Not only was I immersed in a language, but I was immersed in a culture. It is one thing to listen to a lecture about a culture's history and identity, look at photos in a textbook; it is another thing entirely to live in, and experience, the culture first hand--to have a hand of being part of a culture's history. I believe that it is through cultural interaction that a culture's identity is best understood and appreciated. When on exchange I was told Quebecois legends from natives of the area, ate meals that Quebecois families have been cooking for generations (my favourite of which was Vol-au-vent, a puff pastry filled with chicken that has been stewed with gravy and legumes), listened to traditional Quebecois music and learnt traditional Quebecois dance. These are experiences that not only enriched my understanding of French culture but are experiences that I can bring into the classroom. Instead of having students merely read a chapter on Quebecois culture, I can bring in the cooked meals that I ate, play the music I listened to, in order to evoke a first-hand cultural interaction within the classroom. Better yet, I can bring students to Quebec for a direct first-hand experience of the culture.

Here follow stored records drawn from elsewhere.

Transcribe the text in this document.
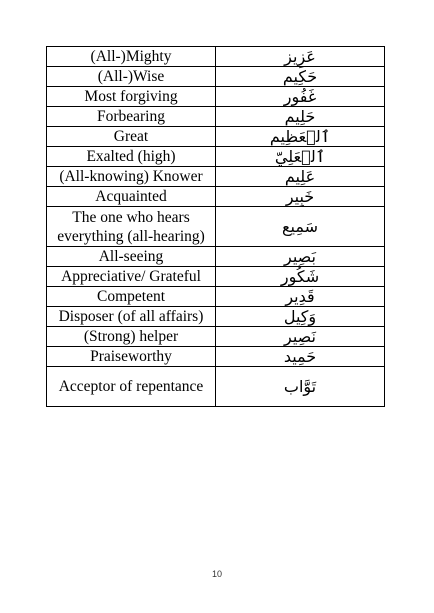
(All-)Mighty	عَزِيز
(All-)Wise	حَكِيم
Most forgiving	غَفُور
Forbearing	حَلِيم
Great	ٱلۡعَظِيم
Exalted (high)	ٱلۡعَلِيّ
(All-knowing) Knower	عَلِيم
Acquainted	خَبِير
The one who hears everything (all-hearing)	سَمِيع
All-seeing	بَصِير
Appreciative/ Grateful	شَكُور
Competent	قَدِير
Disposer (of all affairs)	وَكِيل
(Strong) helper	نَصِير
Praiseworthy	حَمِيد
Acceptor of repentance	تَوَّاب
10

Throughout this post I have stressed the importance of active, first-hand experiential learning, as my exchange improved my understanding of  French language and culture in the span of one month when I have been studying French and trying to improve my compentancy for years. I believe that it is through interactive education that students will be better able to learn and understand language. They not only learn to comprehend the language through their repeated exposure, but they force themselves to learn the nuances of the language and discover vocabulary that is learned solely from speaking to a native speaker. Not to mention, as a result of interactive education, students can become more motivated to learn and observe the applicability  of speaking another language, both of which encourage and foster engaged students and continuance, I believe, of secondary language education. It is for these reasons why I am an advocate for mandatory immersive programs within secondary language education, even if it is taking students to Quebec for a week. Living in Quebec for a month reminded me why I have devoted my educational career to the French language and improved my communication and comprehension skills in ways that the classroom, with its passive approach to education, has been unable to do. Even though a month-long immersion may not fit into the curriculum, even a small amount of time can make a large educational difference.